The fact is that, for about two decades before either gospel was written, there was an oral tradition about the life of Jesus which was circulating and being used in the churches.  Exactly how much Matthew relied on his own recollection, exactly how much he relied on the orally passed tradition, and, if Mark was already written, exactly how much he relied on Mark is uncertain.  What I can say for sure is that neither Mark copied Matthew nor did Matthew copy Mark.  This event happened.  If what Matthew recalled was what Jesus actually said, and what Mark recounted is what Jesus actually said, then there is good reason for the accounts to be similar, but not identical.  This is in fact the case. The four gospels are independent accounts of the events, which accounts both for the similarities and for the differences.
John Oakes

Question:

 Is 2 Peter a forgery? The reason I’m asking is because some early church fathers doubted it and it is very similar to Jude.
Jeff:
By definition, a forgery is a faked copy of something done by a genuine author/artist.  It is a work by a less famous person which is falsely created so as to appear to be from the more famous person.
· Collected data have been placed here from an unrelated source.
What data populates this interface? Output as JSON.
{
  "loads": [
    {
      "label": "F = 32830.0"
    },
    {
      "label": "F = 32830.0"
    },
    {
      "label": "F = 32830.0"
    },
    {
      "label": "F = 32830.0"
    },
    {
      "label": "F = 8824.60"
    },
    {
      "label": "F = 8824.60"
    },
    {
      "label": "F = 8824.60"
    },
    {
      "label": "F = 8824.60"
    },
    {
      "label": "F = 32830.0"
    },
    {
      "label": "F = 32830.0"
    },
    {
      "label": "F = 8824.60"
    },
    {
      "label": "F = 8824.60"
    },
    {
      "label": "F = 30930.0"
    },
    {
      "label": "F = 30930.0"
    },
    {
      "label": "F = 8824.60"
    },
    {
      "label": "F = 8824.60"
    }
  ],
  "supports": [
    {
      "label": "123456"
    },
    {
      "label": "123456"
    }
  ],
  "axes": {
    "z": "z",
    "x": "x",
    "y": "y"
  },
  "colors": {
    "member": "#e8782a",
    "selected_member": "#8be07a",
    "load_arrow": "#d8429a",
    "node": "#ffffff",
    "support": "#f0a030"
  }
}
Scholars are unanimous about this:  They are not certain if Peter wrote this letter. Some are fairly confident Peter wrote it, but will admit it is possible he did not.  Others feel fairly strongly that he did not, but will admit he may have.   Any honest New Testament scholar will admit that there is some doubt about the author.  It is entirely possible Peter wrote this, but it is possible that it was written by someone else, and later, attributed to Peter.  We simply cannot know.  That is the end of the story.
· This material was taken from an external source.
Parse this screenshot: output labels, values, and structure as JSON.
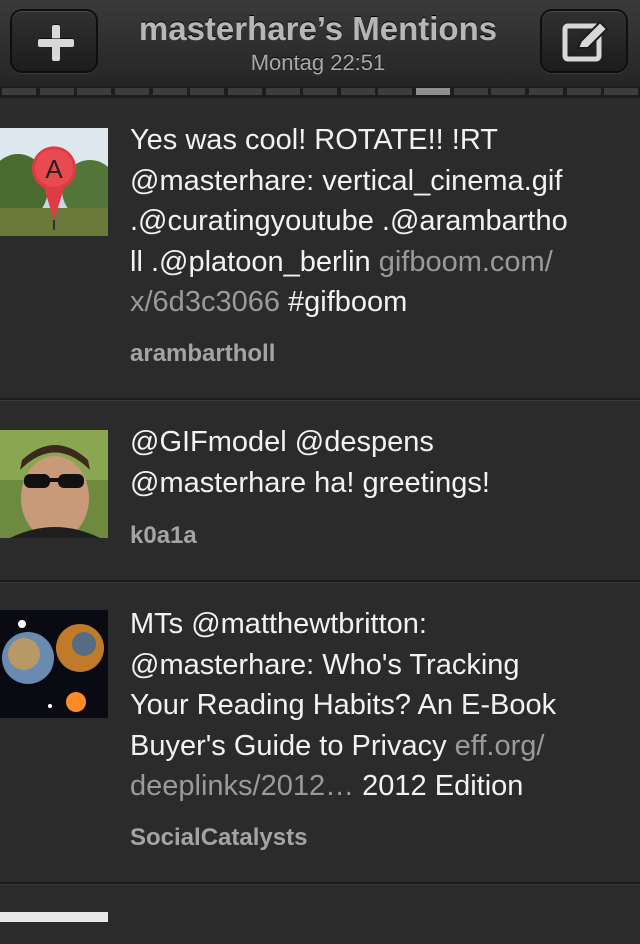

If it was not written by Peter (which is not my personal opinion), then it is likely that someone at a much later date added the first line:  Simon Peter, a servant and apostle of Jesus Christ.  If the book was written by Peter (my personal view as the most likely possibility), then it is obviously not a forgery.  If it was written by someone else, but, much later, someone else added the first line of the letter, then it also was not a forgery.  I am not sure which is the case, but anyone saying that the book is a forgery is almost certainly not correct, and is possibly being disingenuous.  They would be claiming that, first of all, Peter did not write it, and second, that the original writer included the first line in the original copy.  This seems very unlikely.
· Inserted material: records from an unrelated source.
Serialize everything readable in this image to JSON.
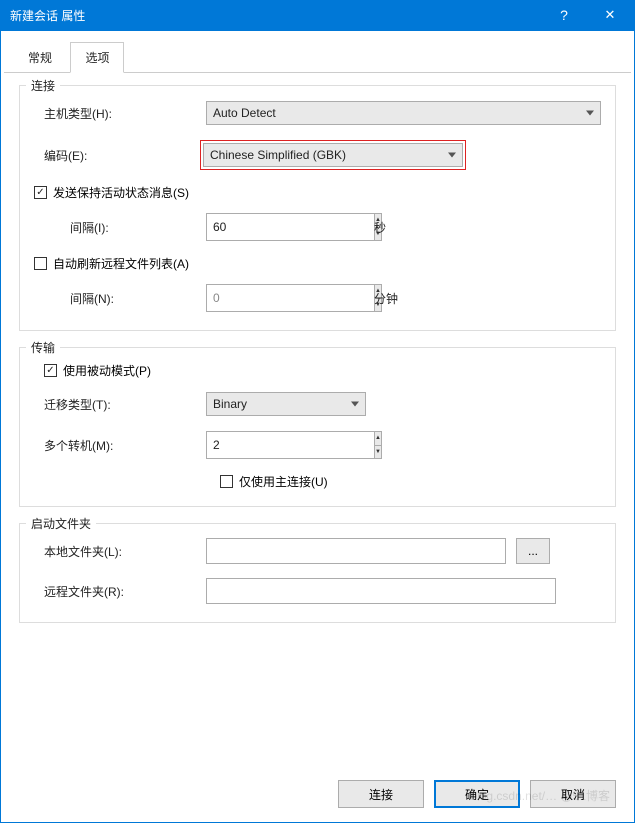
{
  "window": {
    "title": "新建会话 属性",
    "help": "?",
    "close": "✕"
  },
  "tabs": {
    "general": "常规",
    "options": "选项"
  },
  "groups": {
    "connection": {
      "legend": "连接",
      "host_type_label": "主机类型(H):",
      "host_type_value": "Auto Detect",
      "encoding_label": "编码(E):",
      "encoding_value": "Chinese Simplified (GBK)",
      "keepalive_label": "发送保持活动状态消息(S)",
      "keepalive_checked": true,
      "interval1_label": "间隔(I):",
      "interval1_value": "60",
      "interval1_unit": "秒",
      "autorefresh_label": "自动刷新远程文件列表(A)",
      "autorefresh_checked": false,
      "interval2_label": "间隔(N):",
      "interval2_value": "0",
      "interval2_unit": "分钟"
    },
    "transfer": {
      "legend": "传输",
      "passive_label": "使用被动模式(P)",
      "passive_checked": true,
      "type_label": "迁移类型(T):",
      "type_value": "Binary",
      "multi_label": "多个转机(M):",
      "multi_value": "2",
      "mainconn_label": "仅使用主连接(U)",
      "mainconn_checked": false
    },
    "startup": {
      "legend": "启动文件夹",
      "local_label": "本地文件夹(L):",
      "local_value": "",
      "browse": "...",
      "remote_label": "远程文件夹(R):",
      "remote_value": ""
    }
  },
  "footer": {
    "connect": "连接",
    "ok": "确定",
    "cancel": "取消"
  },
  "watermark": "blog.csdn.net/… @51博客"
}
Of course, to a Christian, all that matters is that 2 Peter is canonical and that it is inspired by God.  I trust God to be sufficiently powerful and attentive to giving us a New Testament that is from Him to believe, by faith, that 2 Peter is inspired by God.  But this is a biased opinion of a Christian, so should be taken for what it is worth.  Clearly, the very early church believed, by consensus, that 2 Peter was inspired by God (even if a minority were not certain Peter wrote it), and it is God who gave to the early church the job of setting the New Testament canon.
About Jude, the similarity is in style, not in content. The themes are somewhat similar, but there is very little overlap in content. This is a red herring argument in my opinion. My suggestion is that you look at the books themselves, and that you be skeptical about the critics.